In 1544, Masakazu was born as the son of Shinagawa Kazunaga.  Through a relative by the same name of Shinagawa Masakazu, his father, Kazunaga, served the Masuda clan of Iwami.  It is surmised that Masakazu (of this profile) received his name from this relative.

Masakazu was known in Iwami as an expert archer and of great physical strength, so he became a mainstay in battles serving under the command of Masuda Fujikane.  Seeking to oppose Yamanaka Yukimori, a renowned commander in the Amago army, Masakazu adopted the name of Taragi Ōkaminosuke.  In 1565, he participated in the Second Siege of Gassantoda Castle.  In the course of this battle, Masakazu engaged Yukimori in a one-on-one duel on a sandbar in the Hirose River in Izumo but lost the fight and was killed.

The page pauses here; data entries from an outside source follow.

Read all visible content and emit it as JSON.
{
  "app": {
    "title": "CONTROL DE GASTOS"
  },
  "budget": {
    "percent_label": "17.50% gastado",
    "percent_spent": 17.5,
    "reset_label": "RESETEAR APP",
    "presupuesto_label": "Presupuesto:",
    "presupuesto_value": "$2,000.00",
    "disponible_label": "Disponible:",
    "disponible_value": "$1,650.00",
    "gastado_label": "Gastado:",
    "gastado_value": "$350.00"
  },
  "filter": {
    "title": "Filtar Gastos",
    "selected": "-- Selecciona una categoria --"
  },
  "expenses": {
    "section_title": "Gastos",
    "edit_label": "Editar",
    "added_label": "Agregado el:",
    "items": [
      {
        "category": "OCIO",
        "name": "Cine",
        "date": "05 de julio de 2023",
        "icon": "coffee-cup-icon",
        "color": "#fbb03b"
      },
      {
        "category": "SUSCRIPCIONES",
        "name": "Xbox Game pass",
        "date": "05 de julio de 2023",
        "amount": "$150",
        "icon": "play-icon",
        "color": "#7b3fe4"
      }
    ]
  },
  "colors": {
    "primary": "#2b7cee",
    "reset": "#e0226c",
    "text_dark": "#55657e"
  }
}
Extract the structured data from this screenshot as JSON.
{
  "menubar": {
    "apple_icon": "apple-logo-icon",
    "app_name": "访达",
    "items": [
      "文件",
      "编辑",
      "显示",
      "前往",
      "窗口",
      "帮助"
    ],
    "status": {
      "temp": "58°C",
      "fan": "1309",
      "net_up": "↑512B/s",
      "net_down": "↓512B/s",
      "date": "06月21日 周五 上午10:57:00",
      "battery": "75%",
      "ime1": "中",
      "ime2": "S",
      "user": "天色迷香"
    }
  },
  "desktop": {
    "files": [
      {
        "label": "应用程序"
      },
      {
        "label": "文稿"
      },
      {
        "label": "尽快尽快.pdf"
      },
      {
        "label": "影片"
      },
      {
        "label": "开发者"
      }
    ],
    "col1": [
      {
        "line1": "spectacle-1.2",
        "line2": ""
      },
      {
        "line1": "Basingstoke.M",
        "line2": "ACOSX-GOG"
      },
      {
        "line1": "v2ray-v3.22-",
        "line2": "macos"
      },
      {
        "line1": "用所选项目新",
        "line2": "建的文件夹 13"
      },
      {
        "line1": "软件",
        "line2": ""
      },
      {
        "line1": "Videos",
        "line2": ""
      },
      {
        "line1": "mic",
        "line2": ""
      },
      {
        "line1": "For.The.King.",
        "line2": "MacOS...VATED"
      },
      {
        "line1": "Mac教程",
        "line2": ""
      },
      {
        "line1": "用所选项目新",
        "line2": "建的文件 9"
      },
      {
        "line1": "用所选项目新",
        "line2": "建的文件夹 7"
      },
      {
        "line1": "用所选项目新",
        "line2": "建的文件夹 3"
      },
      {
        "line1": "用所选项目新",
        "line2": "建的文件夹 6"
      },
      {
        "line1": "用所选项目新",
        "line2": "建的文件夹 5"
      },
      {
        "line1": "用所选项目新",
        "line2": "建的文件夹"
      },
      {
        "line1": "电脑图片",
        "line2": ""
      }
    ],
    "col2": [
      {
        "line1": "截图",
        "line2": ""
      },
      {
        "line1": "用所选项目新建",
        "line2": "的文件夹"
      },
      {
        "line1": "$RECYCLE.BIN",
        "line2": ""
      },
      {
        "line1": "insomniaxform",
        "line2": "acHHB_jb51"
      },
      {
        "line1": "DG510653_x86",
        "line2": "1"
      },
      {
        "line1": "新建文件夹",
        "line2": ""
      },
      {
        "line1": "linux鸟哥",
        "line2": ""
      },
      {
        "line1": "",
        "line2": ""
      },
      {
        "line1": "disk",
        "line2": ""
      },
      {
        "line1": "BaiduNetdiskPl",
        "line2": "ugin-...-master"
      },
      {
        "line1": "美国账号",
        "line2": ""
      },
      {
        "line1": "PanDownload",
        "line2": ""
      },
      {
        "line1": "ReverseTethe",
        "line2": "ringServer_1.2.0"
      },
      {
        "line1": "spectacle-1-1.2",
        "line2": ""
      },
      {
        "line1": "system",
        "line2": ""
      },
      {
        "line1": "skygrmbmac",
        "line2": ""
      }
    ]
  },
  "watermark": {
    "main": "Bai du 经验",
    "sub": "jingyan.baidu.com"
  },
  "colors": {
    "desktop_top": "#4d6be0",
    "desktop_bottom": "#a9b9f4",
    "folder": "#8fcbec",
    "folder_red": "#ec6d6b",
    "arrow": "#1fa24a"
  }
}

There are various accounts regarding the details of the duel.  According to records from the Mōri, Masakazu initially had the upper hand but Akiage Munenobu interfered and then he was killed by Yukimori.  According to records from the Amago, Masakazu attempted to shoot an arrow at Yukimori, but Munenobu criticized him and shot an arrow that broke Masakazu’s bow, so after engaging in a straightforward duel, he was killed by Yukimori.  This event is known as the One-on-One Duel between Yamanaka Yukimori and Shinagawa Masakazu.

His grave is in the City of Yasugi in Shimane Prefecture, but was abandoned.  In 1917, his descendant named Shinagawa Yūtarō had a stone monument made with a title from Yamagata Aritomo (a military commander and politician from the Meiji and Taishō periods) and epitaph from Hirata Tōsuke (a political leader from the Meiji and Taishō periods).